On comparing imaginary part, we get
$24 = 2xy$
On dividing, we get
$12 = xy$
$y = \dfrac{{12}}{x}$
On comparing real part, we get
${x^2} - {y^2} = 7$
Putting the above value of y
${x^2} - {\left( {\dfrac{{12}}{x}} \right)^2} = 7$
On squaring, we get
${x^2} - \dfrac{{144}}{{{x^2}}} = 7$
Taking L.C.M
$\dfrac{{{x^4} - 144}}{{{x^2}}} = 7$
On cross-multiplication, we get
${x^4} - 144 = 7{x^2}$
Transposing $7{x^2}$ to L.H.S
${x^4} - 7{x^2} - 144 = 0$
We can also write $7{x^2} = 16{x^2} - 9{x^2}$
${x^4} - \left( {16{x^2} - 9{x^2}} \right) - 144 = 0$
${x^4} - 16{x^2} + 9{x^2} - 144 = 0$
Taking common ${x^2}\,\,and\,\,9$
${x^2}\left( {{x^2} - 16} \right) + 9\left( {{x^2} - 16} \right) = 0$
Now, taking ${x^2} - 16$ common
$\left( {{x^2} - 16} \right)\left( {{x^2} + 9} \right) = 0$
${x^2} + 9$ can never be zero because ${x^2}$ is a positive number and by adding a positive number with another positive number we get another positive number.
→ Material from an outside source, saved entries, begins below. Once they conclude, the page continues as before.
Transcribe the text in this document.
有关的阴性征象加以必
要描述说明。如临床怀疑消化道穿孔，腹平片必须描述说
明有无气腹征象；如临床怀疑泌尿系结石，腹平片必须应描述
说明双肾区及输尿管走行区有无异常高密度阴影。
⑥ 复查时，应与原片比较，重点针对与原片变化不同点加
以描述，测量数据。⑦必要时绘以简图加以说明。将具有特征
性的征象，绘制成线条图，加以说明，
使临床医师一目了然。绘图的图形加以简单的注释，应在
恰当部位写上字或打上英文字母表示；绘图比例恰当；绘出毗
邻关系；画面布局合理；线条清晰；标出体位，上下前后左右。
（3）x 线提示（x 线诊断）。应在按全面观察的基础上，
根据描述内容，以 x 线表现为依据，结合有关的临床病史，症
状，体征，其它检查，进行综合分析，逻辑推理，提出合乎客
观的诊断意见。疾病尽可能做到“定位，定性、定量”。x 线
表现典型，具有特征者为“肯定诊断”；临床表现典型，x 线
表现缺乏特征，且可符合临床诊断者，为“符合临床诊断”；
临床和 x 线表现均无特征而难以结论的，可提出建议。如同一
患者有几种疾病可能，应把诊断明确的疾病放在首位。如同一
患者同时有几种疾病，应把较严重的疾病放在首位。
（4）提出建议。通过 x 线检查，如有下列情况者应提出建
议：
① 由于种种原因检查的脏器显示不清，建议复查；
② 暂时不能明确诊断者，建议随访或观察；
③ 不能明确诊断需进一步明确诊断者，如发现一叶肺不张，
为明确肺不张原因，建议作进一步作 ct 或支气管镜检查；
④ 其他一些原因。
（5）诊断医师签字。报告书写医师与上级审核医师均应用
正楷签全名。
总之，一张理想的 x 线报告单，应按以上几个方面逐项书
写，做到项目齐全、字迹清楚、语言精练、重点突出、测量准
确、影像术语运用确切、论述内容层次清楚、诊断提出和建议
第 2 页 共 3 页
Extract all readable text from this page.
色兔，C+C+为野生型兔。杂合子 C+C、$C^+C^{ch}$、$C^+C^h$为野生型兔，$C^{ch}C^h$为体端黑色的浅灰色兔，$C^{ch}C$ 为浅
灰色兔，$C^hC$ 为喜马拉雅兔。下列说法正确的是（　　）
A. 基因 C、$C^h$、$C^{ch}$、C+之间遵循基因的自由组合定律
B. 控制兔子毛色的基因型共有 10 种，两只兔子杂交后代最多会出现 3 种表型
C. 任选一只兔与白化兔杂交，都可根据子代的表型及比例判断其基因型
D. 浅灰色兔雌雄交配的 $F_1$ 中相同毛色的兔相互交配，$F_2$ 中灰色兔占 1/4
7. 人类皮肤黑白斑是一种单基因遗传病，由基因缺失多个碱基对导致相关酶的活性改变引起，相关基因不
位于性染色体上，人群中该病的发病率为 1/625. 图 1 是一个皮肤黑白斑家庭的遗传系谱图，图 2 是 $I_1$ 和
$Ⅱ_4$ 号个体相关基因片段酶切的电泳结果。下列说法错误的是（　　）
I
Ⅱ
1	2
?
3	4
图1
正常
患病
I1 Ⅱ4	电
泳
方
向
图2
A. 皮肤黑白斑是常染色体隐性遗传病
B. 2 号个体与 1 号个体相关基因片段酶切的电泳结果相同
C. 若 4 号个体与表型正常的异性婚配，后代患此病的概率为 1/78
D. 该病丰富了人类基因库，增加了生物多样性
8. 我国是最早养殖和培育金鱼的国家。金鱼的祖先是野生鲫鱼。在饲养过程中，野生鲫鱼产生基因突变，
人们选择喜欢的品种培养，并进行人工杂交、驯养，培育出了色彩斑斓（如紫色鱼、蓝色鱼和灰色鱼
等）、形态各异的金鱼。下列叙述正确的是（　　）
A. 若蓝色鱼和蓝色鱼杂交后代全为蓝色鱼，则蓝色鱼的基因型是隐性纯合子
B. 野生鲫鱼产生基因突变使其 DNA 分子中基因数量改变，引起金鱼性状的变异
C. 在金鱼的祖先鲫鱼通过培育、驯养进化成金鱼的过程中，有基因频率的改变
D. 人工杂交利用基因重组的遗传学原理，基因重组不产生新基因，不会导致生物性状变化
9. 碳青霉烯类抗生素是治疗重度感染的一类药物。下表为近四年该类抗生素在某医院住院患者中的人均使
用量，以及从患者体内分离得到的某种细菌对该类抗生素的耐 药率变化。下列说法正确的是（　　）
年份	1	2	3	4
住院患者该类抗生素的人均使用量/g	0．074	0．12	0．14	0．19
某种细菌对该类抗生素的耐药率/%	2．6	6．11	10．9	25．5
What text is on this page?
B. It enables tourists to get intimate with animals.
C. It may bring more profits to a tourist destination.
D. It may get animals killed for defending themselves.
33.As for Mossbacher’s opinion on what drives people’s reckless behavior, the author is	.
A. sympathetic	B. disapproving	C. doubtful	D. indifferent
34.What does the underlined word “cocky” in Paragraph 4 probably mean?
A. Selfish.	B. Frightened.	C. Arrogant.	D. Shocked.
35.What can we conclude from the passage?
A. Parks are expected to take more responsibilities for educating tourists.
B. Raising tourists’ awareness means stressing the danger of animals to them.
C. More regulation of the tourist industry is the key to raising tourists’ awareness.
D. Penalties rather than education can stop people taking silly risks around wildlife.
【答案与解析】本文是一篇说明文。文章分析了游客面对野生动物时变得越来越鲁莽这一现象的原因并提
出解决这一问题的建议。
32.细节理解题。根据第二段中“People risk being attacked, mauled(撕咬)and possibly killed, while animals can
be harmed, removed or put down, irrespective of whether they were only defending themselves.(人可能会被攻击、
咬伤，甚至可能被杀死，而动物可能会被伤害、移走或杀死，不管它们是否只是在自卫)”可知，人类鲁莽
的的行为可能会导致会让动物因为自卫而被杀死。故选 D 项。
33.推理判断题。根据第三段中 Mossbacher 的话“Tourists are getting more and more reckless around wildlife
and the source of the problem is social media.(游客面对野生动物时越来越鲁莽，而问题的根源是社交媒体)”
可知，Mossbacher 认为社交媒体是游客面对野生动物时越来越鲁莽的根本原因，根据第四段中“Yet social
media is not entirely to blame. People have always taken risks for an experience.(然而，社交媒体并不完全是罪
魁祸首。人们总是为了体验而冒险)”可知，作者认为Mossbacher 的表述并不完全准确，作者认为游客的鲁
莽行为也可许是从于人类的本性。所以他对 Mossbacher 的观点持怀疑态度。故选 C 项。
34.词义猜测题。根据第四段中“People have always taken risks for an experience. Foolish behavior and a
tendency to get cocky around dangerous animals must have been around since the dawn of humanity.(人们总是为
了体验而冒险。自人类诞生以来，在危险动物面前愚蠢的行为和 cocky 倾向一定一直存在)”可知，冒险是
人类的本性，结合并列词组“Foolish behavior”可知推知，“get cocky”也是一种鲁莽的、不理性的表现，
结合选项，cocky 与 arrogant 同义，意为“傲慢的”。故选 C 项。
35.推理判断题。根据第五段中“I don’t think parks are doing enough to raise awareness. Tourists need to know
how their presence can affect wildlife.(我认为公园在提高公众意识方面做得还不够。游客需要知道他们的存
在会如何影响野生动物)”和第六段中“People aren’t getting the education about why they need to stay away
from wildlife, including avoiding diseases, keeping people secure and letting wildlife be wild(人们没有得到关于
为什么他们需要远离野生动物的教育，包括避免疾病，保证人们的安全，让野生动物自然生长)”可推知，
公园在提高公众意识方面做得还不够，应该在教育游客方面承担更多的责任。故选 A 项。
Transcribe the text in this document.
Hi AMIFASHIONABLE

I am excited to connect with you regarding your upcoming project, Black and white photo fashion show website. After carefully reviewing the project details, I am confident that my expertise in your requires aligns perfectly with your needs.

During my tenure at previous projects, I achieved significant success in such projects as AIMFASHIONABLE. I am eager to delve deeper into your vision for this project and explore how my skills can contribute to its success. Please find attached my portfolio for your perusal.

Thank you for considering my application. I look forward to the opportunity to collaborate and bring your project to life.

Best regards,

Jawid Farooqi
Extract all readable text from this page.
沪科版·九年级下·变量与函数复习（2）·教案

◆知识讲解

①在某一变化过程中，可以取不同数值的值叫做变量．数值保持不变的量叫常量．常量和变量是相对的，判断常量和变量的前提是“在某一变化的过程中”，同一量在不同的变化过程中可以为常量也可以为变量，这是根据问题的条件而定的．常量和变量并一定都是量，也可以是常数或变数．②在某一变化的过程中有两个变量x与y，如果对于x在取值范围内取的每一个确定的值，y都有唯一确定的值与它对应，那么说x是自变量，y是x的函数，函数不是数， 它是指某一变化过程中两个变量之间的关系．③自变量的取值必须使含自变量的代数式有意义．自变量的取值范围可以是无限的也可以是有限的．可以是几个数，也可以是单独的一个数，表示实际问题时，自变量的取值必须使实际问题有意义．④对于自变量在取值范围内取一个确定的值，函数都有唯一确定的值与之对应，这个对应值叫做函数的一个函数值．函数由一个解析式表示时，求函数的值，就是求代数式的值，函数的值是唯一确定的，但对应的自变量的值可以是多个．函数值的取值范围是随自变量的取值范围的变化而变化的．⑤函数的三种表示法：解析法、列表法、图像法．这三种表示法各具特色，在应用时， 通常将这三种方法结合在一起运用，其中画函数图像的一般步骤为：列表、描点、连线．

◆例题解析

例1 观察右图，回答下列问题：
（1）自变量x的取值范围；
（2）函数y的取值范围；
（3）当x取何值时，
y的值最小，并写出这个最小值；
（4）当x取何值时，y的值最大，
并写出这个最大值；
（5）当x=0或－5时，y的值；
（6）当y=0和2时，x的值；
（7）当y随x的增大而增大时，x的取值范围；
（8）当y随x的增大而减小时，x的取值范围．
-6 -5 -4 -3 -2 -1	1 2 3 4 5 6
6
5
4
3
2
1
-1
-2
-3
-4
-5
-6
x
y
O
Therefore, only one case exists here.
${x^2} - 16 = 0$
${x^2} = 16$
$x = \pm 4$
Also, we know that
$y = \dfrac{{12}}{x}$
Now, putting the value of x
$y = \pm \dfrac{{12}}{4}$
On division, we get
$y = \pm 3$
Therefore, $\sqrt {7 + 24i} = \pm 4 \pm 3i$
Hence, the required square root of our complex number is $ \pm 4 \pm 3i$.

Note: The method given in the question is a standard method for finding the square root of a complex number. If the given complex number is $a + ib$ and the required complex number is $x + iy$ then we can conclude that $a = {x^2} - {y^2}$ and $b = 2xy$.